Er hatte Ludwigsfelde einen beispiellosen Aufschwung beschert. Doch jetzt sitzt er in Untersuchungshaft: Der Bürgermeister Heinrich Scholl seine Ehefrau ermordet haben. Hat er ein Motiv?

Vielleicht war das sein Plan: In diesem kalten Winter würde er irgendwo im warmen Thailand sitzen. An der Seite einer jungen Frau und 10 000 Kilometer entfernt vom heimatlichen Ludwigsfelde. Es ist aber ganz anders gekommen. Nun sitzt Heinrich Scholl in U-Haft.

Der Ex-Bürgermeister der im ostdeutschen Vergleich erfolgreichsten Industriestadt könnte nach den bisherigen Ermittlungen auch den Rest seines Lebens in einem Brandenburger Gefängnis verbringen. Die Staatsanwaltschaft Potsdam ließ den 68-Jährigen wegen des dringenden Tatverdachtes, seine ein Jahr jüngere Ehefrau ermordet zu haben, vor einer Woche festnehmen.

Seitdem steht das 24 000 Einwohner zählende Städtchen am südlichen Berliner Autobahnring unter Schock. Der äußert sich vor allem im großen Schweigen. Sobald der Name Heinrich Scholl fällt, wenden sich die Menschen ab. Selbst die Rathausspitze, die Parteien, die Stadtverordneten, frühere Vereinsfreunde und Nachbarn blocken ab oder schütteln stumm den Kopf.

„Die Menschen wollen das Geschehene einfach nicht wahr haben“, sagt der aus der Region stammende CDU-Landtagsabgeordnete Danny Eichelbaum. „Sie trauen dem Mann, der immerhin von 1990 bis 2008 die Geschicke im Ort führte, so eine Tat nicht zu.“ Doch die „Thailand-Version“ sei längst mehr als nur ein Gerücht. Scholl sei regelmäßig zu einer Frau aus Thailand nach Berlin gefahren, habe bei ihr gewohnt und sei erst kurz vor Weihnachten wieder nach Ludwigsfelde zurückgekehrt.

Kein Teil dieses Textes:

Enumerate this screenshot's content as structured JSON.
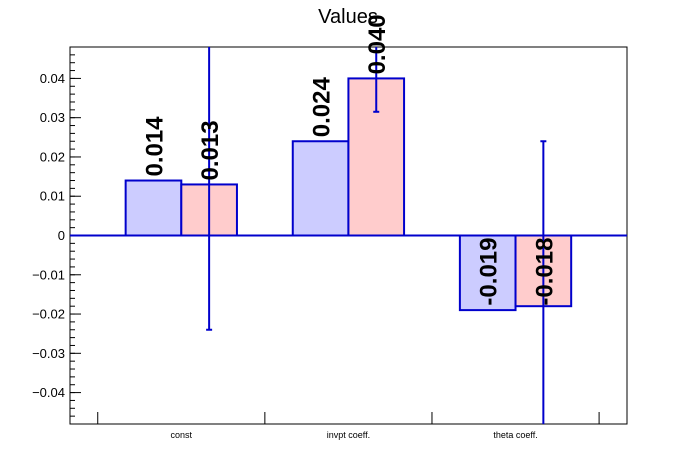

Die ermittelnde Staatsanwaltschaft Potsdam hält sich mit Details zurück. Alle Fragen nach den Umständen des Mordes und den konkreten Verdächtigungen gegen Heinrich Scholl bleiben unbeantwortet. „Wir stehen erst ganz am Anfang“, sagt Oberstaatsanwältin Bianca Stohr. Deshalb herrscht wohl auch seit Tagen reges Treiben im Wohnhaus der Scholls in der Walter-Rathenau-Straße. Polizeibeamte durchkämmen jeden Winkel des holzvertäfelten Gebäudes aus den 30er Jahren. Vielleicht suchen sie tatsächlich nach dem kleinsten Hinweis auf eine möglicherweise schon länger geplante Ausreise des Hausherrn nach Thailand.

Die sogenannte Holzhaussiedlung, die 1944 am Rande der Werkswohnungen für Daimler-Werke entstanden war, macht einen gepflegten Eindruck. Die Straßennamen sprechen für sich. Da kreuzt sich der Rosenweg mit dem Blumen- und dem Margeritenweg, zweigen von der Taubenstraße der Flieder- und Holunderweg ab oder die Meisen- und die Rehstraße, und mittendrin liegt das Anwesen von Scholl.

„Mir ist nichts aufgefallen“, sagt ein älterer Mann aus der Nachbarschaft. „Der Herr Scholl soll ja schon eine Weile nicht mehr zu Hause gewesen sein. Aber das merkt hier niemand.“ Dann fügt er noch hinzu, dass der Bürgermeister „ausgezeichnete Arbeit“ geleistet habe. „Nur die blöde Autobahn ist kaum leiser geworden“, meint er mit Blick auf die hohen Schallschutzwände direkt hinter den Häusern der Rathenaustraße. Der Verkehr dröhnt hier unentwegt, Tag und Nacht, und legt sich als ständiges Rauschen über die Siedlung.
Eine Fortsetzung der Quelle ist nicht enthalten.